Toyohiro. Returning Sails at Tsukuda, from Eight Views of Edo (detail) between 1802 and 1829
Toyohiro. ‘Returning Sails at Tsukuda, from Eight Views of Edo’ (detail) between 1802 and 1829 CC PD-US


Modernity is normally defined as a set of values, beliefs, and institutions that emerged in Europe during the 18th and early 19th centuries – viz. individual liberty, representative democracy, belief in progress, secularism, rationalisation, and so on. This casts as pre-modern everything in Europe before 1780 or 1800, along with everything outside Europe until the Europeans arrived. And it implies that modernity develops as a relation between the centre (Europe) and its peripheries (the rest), in which the latter accept, oppose, or adapt what the former has to offer.

There is, of course, a long history of acceptance, rejection, and adaptation of European modernity, which shouldn’t be ignored; but, nevertheless, those histories now seem inadequate to the phenomena they are describing.

First, they ignore the extent to which Enlightenment is, as Conrad argues, ‘the work of historical actors around the world - in places such as Cairo, Calcutta, and Shanghai – who invoked the term, and what they saw as its most important claims, for their own specific purposes’. As he goes on to say, ‘Enlightenment, in other words, has a history – and this history matters; it is not an entity, a “thing” that was invented and then disseminated’. In this turn-around, Europe’s peripheries emerge as ‘centres’ in their own right, which play key roles in the realisation and reinvention of Enlightenment themes.

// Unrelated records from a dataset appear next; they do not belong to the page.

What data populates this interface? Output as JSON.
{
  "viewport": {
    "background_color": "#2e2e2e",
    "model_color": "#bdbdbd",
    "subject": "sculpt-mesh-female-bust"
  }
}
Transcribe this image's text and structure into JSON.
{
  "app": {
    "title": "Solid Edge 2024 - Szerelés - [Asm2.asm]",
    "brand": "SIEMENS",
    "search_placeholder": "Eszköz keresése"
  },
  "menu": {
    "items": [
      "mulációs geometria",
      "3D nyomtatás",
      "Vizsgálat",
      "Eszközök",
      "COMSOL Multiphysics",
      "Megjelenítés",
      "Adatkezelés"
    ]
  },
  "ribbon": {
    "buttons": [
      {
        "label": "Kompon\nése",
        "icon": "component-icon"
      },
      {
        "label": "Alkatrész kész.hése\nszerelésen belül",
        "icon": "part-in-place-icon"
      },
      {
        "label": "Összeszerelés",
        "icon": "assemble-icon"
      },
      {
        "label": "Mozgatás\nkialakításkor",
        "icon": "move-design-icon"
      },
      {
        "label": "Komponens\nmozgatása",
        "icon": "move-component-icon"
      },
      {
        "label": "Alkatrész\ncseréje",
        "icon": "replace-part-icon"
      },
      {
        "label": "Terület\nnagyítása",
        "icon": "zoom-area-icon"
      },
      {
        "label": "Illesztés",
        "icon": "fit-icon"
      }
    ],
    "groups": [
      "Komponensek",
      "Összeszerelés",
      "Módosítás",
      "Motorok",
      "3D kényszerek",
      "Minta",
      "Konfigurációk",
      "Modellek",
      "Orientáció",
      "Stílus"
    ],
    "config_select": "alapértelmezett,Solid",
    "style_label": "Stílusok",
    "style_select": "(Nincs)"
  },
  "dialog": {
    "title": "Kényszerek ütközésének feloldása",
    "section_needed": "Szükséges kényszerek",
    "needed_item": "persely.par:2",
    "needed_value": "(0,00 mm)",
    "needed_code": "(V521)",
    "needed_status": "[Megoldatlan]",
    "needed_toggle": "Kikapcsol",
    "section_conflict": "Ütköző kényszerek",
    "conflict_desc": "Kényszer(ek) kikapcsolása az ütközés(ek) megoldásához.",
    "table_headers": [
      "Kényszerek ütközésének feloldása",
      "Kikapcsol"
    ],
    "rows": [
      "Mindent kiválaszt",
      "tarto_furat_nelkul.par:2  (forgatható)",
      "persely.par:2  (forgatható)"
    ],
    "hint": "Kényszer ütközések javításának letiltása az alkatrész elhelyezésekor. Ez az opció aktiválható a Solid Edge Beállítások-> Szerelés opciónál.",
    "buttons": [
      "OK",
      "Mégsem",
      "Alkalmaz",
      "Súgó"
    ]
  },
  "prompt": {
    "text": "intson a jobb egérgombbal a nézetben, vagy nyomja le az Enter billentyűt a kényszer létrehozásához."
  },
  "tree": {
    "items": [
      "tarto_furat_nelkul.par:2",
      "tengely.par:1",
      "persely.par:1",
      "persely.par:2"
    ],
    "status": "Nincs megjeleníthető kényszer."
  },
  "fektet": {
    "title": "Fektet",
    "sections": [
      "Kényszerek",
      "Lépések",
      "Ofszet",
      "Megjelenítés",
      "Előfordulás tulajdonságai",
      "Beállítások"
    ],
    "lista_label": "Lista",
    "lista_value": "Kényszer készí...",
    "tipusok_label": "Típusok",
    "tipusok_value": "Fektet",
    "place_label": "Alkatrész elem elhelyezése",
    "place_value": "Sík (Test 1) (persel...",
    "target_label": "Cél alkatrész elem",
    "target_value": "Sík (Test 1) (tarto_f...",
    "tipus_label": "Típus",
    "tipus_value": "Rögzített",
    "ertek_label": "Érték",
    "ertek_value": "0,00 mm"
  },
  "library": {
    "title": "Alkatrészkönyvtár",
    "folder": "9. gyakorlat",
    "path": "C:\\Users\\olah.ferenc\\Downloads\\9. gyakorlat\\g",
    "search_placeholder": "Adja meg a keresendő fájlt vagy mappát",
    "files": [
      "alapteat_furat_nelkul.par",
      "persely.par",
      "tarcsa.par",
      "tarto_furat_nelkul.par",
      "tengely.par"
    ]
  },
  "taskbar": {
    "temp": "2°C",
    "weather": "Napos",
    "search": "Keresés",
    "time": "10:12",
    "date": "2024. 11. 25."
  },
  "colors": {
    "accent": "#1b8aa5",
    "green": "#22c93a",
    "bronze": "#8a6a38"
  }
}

Next, conventional accounts of Enlightenment-Romanticism often ignore the extent to which the ‘early’ Enlightenment (1685-1740) was itself transformed by a second, described by Raymond Schwab as the ‘Oriental Renaissance’, prompted by European encounters with the great civilisations of India, China, Japan, and the South Pacific. As Michael Franklin writes in Romantic Representations of British India (2006), ‘Romanticism charted and enabled cultural encounters with India (and we can add China, the Middle-East, Japan, and the South Pacific as well) via a two-way passage of ‘transculturation’ which was to modify both the centre and the periphery, in some ways reversing their roles and polarities’.

Third, such histories often ignore the extent to which non-European cultures have their own traditions of ‘rational enlightenment’ and ‘creative romanticism’, which form variously counter-, alternative- or parallel-traditions within which European Enlightenment-Romanticism is rearticulated, reinvented, or side-lined.

The Great Divergence and Great Convergence, the title of a recent book by Grinin and Korotayev, neatly summarises why this broader understanding of Enlightenment-Romanticism is important. The first term, popularised by Pomeranz, refers to developments that had by 1750, perhaps earlier, raised levels of innovation, standards of living, and economic growth in the West far above those in the East. The second refers to the late 20th and early 21st century narrowing of these differences. The Great Divergence, now seen in light of the Great Convergence, pushes us to think again about what Enlightenment-Romanticism was and what it could be in the present.